Gaussian Process Success Probability Prediction:
- Function: A GP over prompt embeddings predicts the current success probability of each prompt.
- Mechanism: Prompts are encoded into 384-dimensional vectors via MiniLM; an RBF kernel models inter-prompt similarity; a sigmoid link function maps latent values to probabilities; recursive Bayesian updates leverage historical rollout outcomes and embedding similarity across prompts.
- Design Motivation: As a non-parametric model, the GP requires no tracking of model weight changes and adapts naturally through Bayesian updates.
Convex Optimization Allocation:
- Function: Minimize total gradient variance subject to a total budget \(C\) and per-prompt bounds \([L, U]\).
- Mechanism: The continuous relaxation admits a closed-form solution (Theorem 5.1/5.2); the Lagrange multiplier \(\lambda^*\) is found via bisection, and a greedy heuristic rounds the solution to integer counts.
- Efficiency: Hashed embeddings and a cached distance matrix make the runtime overhead negligible.

Loss & Training¶

VIP integrates as a plug-and-play module with Dr.GRPO/RLOO. Models are trained on DAPO-MATH-17K and evaluated on AIME24/25 under two budget settings (8×Q and 16×Q).

Key Experimental Results¶

Main Results (AIME24/25 Pass@32)¶

Model	Method	AIME24 Pass@32	AIME25 Pass@32
Qwen2.5-Math-1.5B	RLOO	baseline	baseline
	RLOO+VIP	+12.3	-
	Dr.GRPO	baseline	baseline
	Dr.GRPO+VIP	improved	improved
Qwen2.5-Math-7B	GRPO+VIP	improved (smaller margin)	improved

Key Findings¶

VIP consistently improves Pass@32 and Mean@32 across all model × baseline × budget configurations.
Smaller models (1.5B, 3B) benefit more — weaker models are more prone to wasting rollouts on prompts that are too hard or too easy.
Gains are smaller for the 7B model, as stronger models have success rate distributions more concentrated near the middle.
GP-predicted success probabilities correlate strongly with actual success rates, validating prediction quality.
Runtime overhead is negligible — embedding and distance matrix precomputation, GP updates, and convex optimization all run on CPU.

Highlights & Insights¶

Solid theoretical foundation: The analysis derives the key \(p(1-p)\) relationship from gradient variance, providing a mathematical basis for adaptive allocation.
Closed-form solution to the convex allocation problem: Although the allocation problem is an integer program, the continuous relaxation admits an efficient closed-form solution (bisection + greedy rounding), incurring zero additional overhead in practice.
GP is a principled choice: Prompt embedding similarity enables information sharing — unseen prompts can be predicted from the historical outcomes of similar prompts.

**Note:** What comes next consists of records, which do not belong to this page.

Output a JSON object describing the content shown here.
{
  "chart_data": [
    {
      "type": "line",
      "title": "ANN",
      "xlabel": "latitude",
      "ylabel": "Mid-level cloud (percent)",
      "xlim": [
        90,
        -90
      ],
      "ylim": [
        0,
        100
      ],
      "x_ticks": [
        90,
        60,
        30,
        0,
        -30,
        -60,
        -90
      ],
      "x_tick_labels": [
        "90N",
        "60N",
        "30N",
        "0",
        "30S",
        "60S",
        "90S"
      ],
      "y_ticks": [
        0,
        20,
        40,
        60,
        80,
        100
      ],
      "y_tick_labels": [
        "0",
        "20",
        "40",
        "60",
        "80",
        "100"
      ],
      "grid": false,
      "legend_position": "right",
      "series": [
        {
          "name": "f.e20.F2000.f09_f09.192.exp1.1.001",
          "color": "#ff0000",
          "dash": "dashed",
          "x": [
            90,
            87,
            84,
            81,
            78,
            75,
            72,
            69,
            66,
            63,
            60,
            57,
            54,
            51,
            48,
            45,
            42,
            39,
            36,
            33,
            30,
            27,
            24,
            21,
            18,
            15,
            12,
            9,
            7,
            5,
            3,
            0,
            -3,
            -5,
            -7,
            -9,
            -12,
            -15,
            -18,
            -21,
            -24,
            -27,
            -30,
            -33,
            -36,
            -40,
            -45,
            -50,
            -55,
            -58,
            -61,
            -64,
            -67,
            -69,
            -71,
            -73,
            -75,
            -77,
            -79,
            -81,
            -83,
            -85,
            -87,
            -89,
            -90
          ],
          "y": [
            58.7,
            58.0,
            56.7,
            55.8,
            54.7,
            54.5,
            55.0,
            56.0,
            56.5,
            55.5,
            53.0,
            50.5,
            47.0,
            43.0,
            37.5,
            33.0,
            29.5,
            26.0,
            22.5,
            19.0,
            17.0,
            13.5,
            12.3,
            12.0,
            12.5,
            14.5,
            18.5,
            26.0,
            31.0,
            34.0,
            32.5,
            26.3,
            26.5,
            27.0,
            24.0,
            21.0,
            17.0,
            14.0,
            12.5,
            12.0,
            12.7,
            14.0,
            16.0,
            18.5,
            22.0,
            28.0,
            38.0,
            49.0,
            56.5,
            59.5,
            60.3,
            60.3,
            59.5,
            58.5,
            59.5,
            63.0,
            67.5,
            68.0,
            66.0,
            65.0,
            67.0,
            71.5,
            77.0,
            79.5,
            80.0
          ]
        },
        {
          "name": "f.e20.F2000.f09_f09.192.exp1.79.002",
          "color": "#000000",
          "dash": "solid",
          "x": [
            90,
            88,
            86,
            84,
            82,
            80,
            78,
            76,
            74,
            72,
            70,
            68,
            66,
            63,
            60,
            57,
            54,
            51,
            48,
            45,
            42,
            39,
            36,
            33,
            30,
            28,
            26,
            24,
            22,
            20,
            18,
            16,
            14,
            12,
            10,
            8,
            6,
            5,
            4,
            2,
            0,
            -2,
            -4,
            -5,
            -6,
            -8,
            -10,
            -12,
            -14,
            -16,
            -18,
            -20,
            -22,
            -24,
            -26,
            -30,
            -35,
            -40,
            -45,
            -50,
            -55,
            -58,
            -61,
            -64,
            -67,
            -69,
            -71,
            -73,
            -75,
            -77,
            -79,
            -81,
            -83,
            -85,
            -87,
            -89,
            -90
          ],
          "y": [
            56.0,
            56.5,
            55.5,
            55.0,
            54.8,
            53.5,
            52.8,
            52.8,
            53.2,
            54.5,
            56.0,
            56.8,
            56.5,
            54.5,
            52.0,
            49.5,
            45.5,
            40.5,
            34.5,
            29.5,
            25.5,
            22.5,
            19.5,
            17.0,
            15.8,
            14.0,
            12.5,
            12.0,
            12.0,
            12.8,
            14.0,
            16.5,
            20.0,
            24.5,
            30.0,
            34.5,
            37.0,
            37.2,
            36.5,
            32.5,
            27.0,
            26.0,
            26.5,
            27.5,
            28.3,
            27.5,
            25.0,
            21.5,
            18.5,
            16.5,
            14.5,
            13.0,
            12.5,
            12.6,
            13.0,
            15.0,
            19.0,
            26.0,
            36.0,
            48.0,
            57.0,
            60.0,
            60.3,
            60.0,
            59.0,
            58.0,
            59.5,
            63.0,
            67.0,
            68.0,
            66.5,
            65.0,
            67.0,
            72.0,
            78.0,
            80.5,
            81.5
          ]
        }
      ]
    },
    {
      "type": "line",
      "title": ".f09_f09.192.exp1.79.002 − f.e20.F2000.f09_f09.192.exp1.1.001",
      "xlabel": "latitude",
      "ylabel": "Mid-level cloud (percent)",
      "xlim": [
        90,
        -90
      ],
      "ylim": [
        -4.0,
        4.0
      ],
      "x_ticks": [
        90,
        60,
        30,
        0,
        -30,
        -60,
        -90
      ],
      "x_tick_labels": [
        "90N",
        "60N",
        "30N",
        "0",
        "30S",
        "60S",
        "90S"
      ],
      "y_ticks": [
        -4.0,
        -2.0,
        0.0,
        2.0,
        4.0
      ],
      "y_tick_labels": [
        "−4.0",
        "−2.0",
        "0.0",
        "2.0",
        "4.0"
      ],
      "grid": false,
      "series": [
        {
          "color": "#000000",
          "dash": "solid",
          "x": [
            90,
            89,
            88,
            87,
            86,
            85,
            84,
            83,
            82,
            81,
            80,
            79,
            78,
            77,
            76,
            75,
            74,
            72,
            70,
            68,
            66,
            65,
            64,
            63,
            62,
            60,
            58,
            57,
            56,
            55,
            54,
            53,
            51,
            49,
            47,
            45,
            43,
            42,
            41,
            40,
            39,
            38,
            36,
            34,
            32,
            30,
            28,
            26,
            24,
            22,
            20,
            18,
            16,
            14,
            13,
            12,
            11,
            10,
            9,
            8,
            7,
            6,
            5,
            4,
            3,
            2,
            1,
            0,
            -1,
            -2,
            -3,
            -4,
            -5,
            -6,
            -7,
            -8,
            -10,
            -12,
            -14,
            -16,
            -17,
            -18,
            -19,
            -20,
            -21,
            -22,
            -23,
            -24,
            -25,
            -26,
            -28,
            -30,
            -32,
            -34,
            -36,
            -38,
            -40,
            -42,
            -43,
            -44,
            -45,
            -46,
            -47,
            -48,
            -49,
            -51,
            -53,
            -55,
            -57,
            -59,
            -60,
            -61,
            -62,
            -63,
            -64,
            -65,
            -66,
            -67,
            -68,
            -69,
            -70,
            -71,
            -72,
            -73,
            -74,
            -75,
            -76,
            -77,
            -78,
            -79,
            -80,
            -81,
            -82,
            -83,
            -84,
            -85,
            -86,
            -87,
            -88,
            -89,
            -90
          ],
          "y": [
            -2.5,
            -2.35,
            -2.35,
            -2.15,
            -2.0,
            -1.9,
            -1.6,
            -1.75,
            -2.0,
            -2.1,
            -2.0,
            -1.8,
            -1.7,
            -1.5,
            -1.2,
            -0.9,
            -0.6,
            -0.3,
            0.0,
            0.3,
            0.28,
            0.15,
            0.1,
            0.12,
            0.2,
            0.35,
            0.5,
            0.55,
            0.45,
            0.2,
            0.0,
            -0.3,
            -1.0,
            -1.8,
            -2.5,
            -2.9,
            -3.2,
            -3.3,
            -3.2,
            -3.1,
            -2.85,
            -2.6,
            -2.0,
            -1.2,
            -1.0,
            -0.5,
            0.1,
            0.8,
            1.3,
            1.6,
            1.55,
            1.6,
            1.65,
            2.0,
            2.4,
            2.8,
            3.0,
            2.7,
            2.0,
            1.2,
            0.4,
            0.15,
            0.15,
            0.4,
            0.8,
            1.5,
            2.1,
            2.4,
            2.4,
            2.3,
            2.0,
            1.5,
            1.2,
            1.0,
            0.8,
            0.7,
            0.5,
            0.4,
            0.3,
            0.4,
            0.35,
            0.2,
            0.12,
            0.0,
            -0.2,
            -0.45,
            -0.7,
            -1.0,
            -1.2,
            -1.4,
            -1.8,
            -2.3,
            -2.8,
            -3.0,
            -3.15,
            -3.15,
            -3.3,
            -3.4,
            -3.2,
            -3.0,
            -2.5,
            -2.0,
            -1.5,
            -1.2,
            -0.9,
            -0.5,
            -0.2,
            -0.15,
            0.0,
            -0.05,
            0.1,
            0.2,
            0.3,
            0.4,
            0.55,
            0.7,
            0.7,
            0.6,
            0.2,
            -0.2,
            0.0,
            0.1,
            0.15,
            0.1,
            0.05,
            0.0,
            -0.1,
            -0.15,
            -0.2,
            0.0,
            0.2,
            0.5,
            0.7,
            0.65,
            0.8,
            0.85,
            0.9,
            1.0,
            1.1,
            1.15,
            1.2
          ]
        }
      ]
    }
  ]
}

Limitations & Future Work¶

The analysis assumes \(\sigma_Z^2\) (projected gradient variance) is identical across all prompts, which may not hold in practice.
The GP kernel bandwidth is set via the median heuristic, which may be suboptimal.
Validation is limited to mathematical reasoning (RLVR setting) — the analysis may need modification for RLHF scenarios with noisy reward models.
GP covariance matrix \(\Sigma\) computation and storage may become a bottleneck when the prompt pool is very large.

vs. uniform-allocation GRPO: VIP is a strict improvement over uniform GRPO, with a theoretical guarantee of lower gradient variance.
vs. filtering methods (Yu et al. 2025): Filtering discards uninformative prompts after sampling; VIP predicts and allocates before sampling, avoiding waste entirely.
vs. heuristic difficulty-based allocation (Zhang et al. 2025): VIP offers theoretical optimality guarantees via convex optimization rather than relying on heuristics.

Rating¶

Novelty: ⭐⭐⭐⭐⭐ — A complete theoretical framework spanning gradient variance analysis, GP prediction, and convex optimization allocation.
Experimental Thoroughness: ⭐⭐⭐⭐ — Multi-model, multi-budget, multi-baseline comparisons.
Writing Quality: ⭐⭐⭐⭐⭐ — Theoretical derivations are clear and theorems have closed-form solutions.
Value: ⭐⭐⭐⭐⭐ — Provides a plug-and-play efficiency improvement tool for GRPO/RLOO training.